在上述2路外排中，算法在于磁盘io，如果 worker（执行线程）必须等待磁盘 I/O 完成，就无法有效利用更多的缓冲区。如果没有异步 I/O 或多线程 pipeline，worker就只可以等待输入页准备好，等待输出页刷盘，继续下一轮，所以我们可以尝试从异步io和多线程pipeline方向进行优化。

在同步模型中，cpu会等待磁盘读取数据，磁盘会等待cpu把当前page给merge完，二者在相互等待，我们可以让二者的操作并行重叠来优化。当 CPU 在处理当前页时，磁盘 I/O 已经在后台预取下一页或异步写出旧页，这样当cpu把当前page给merge完之后，下一个需要的page已经读取到了内存中，不需要额外等待。同样的可以使用异步写，当输出缓冲页写满时，不要阻塞等待磁盘写完，让它异步刷新，CPU 立刻切换到处理下一页的比较与合并。

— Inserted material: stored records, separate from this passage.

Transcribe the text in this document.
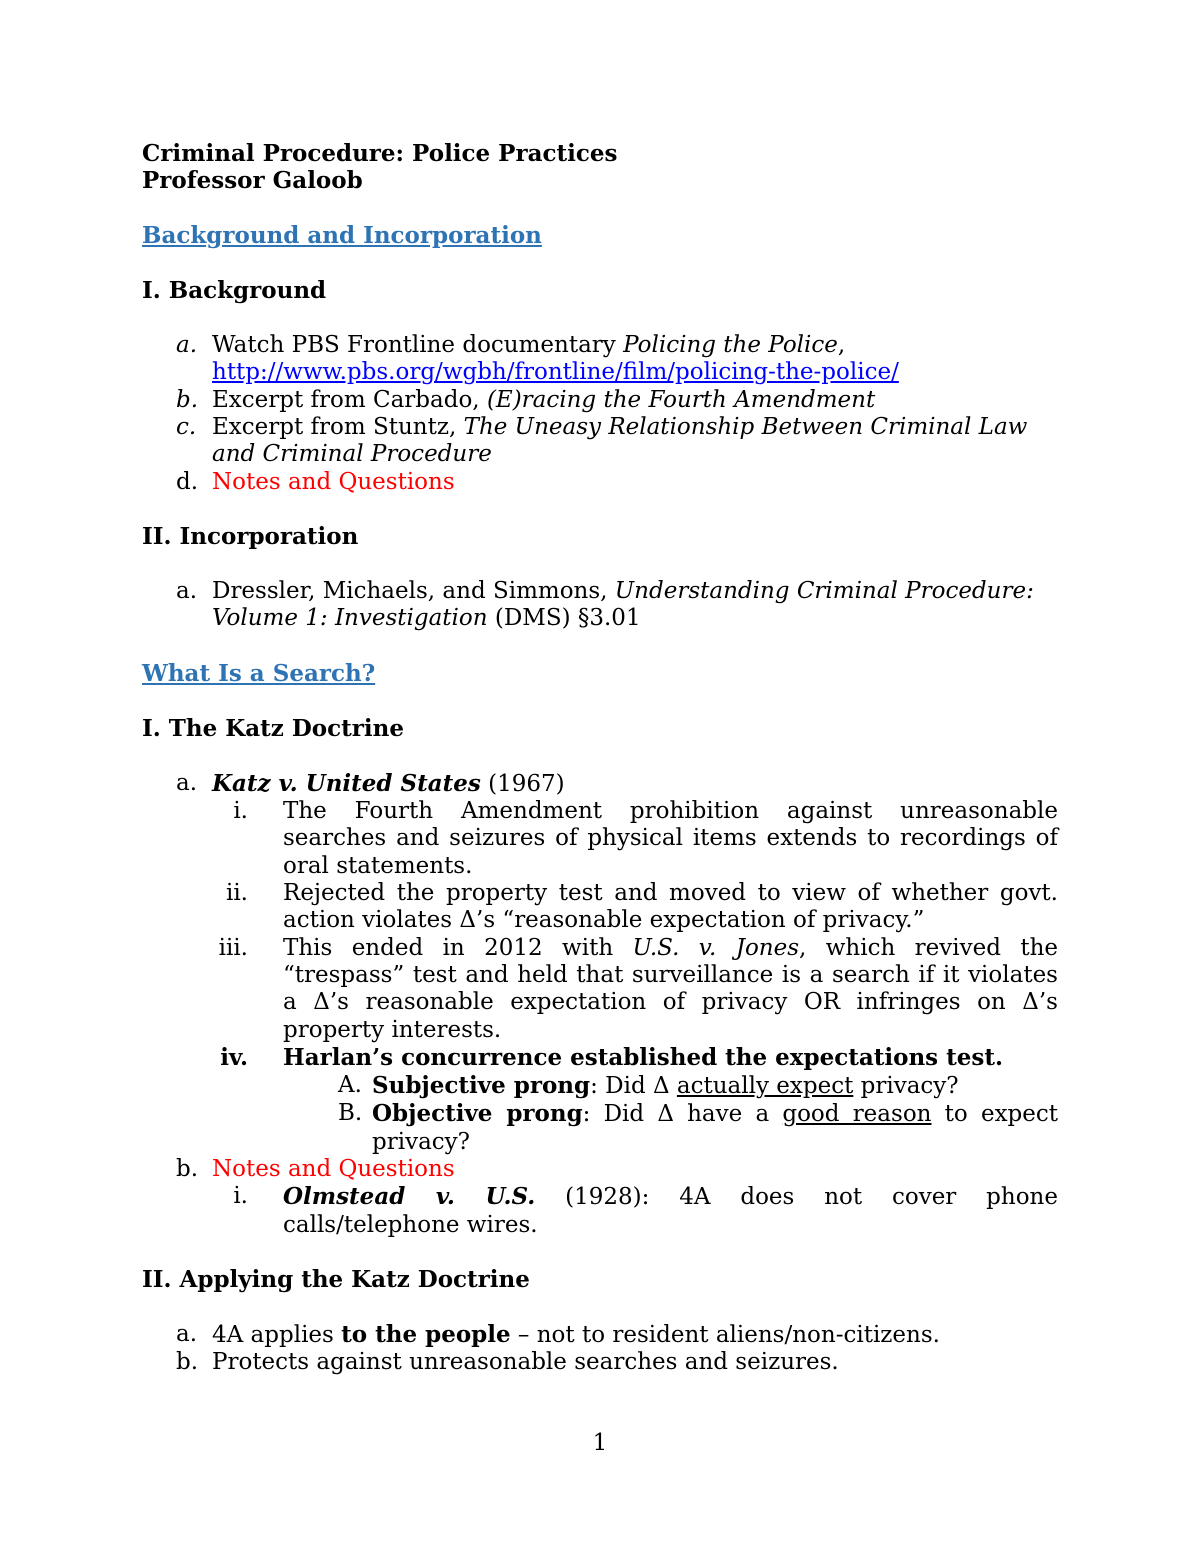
Criminal Procedure: Police Practices
Professor Galoob
Background and Incorporation
I. Background
a. Watch PBS Frontline documentary Policing the Police,
http://www.pbs.org/wgbh/frontline/film/policing-the-police/
b. Excerpt from Carbado, (E)racing the Fourth Amendment
c. Excerpt from Stuntz, The Uneasy Relationship Between Criminal Law and Criminal Procedure
d. Notes and Questions
II. Incorporation
a. Dressler, Michaels, and Simmons, Understanding Criminal Procedure: Volume 1: Investigation (DMS) §3.01
What Is a Search?
I. The Katz Doctrine
a. Katz v. United States (1967)
i. The Fourth Amendment prohibition against unreasonable searches and seizures of physical items extends to recordings of oral statements.
ii. Rejected the property test and moved to view of whether govt. action violates Δ’s “reasonable expectation of privacy.”
iii. This ended in 2012 with U.S. v. Jones, which revived the “trespass” test and held that surveillance is a search if it violates a Δ’s reasonable expectation of privacy OR infringes on Δ’s property interests.
iv. Harlan’s concurrence established the expectations test.
A. Subjective prong: Did Δ actually expect privacy?
B. Objective prong: Did Δ have a good reason to expect privacy?
b. Notes and Questions
i. Olmstead v. U.S. (1928): 4A does not cover phone calls/telephone wires.
II. Applying the Katz Doctrine
a. 4A applies to the people – not to resident aliens/non-citizens.
b. Protects against unreasonable searches and seizures.
1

我们还可以使用多线程pipeline优化，此时就是多路外部排序，为了减少归并的轮数，我们不再只合并 2 个 run，而是同时合并k 个 run，示例可以参考上述链接。

下面给出我在实验中所写的外部归并排序算子：

C++ 复制代码

/**
 * Page to hold the intermediate data for external merge sort.
 *
 * Only fixed-length data will be supported in Fall 2024.
 */
class SortPage {
    public:
    /**
   * TODO: Define and implement the methods for reading data from and writing data to the sort
   * page. Feel free to add other helper methods.
   */
    // Delete all constructor / destructor to ensure memory safety
    SortPage() = delete;
    SortPage(const SortPage &other) = delete;

    void Init(int size, int max_size, int tuple_size) {
        size_ = size;
        max_size_ = max_size;
        tuple_size_ = tuple_size;
    }

    auto Size() const -> int { return size_; }

    auto MaxSize() const -> int { return max_size_; }

    auto IsFull() const -> bool { return size_ == max_size_; }

    void Clear() { size_ = 0; }

    auto InsertTuple(const Tuple &tuple) -> void {
        int offset = size_ * tuple_size_;
        tuple.SerializeTo(data_ + offset);
        size_++;
    }

    auto GetTuple(int index) const -> Tuple {
        int offset = index * tuple_size_;
        Tuple res{};
        res.DeserializeFrom(data_ + offset);
        return res;
    }

    private:
    /**
   * TODO: Define the private members. You may want to have some necessary metadata for
   * the sort page before the start of the actual data.
   */
    int max_size_;
    int size_;
    int tuple_size_;
    char data_[];
};

这个SortPage结构体是在内存中实际存储磁盘的介质，我们首先初始化一个Tuple的大小，这样就可以确定一个页内可以存储多少个Tuple。注意这个tuple_size的大小是一个定值，所以我们目前只可以对定长Tuple实现外部归并排序。data_里面存储了实际的元组数据，前面三个字段是一个SortPage的固定头部。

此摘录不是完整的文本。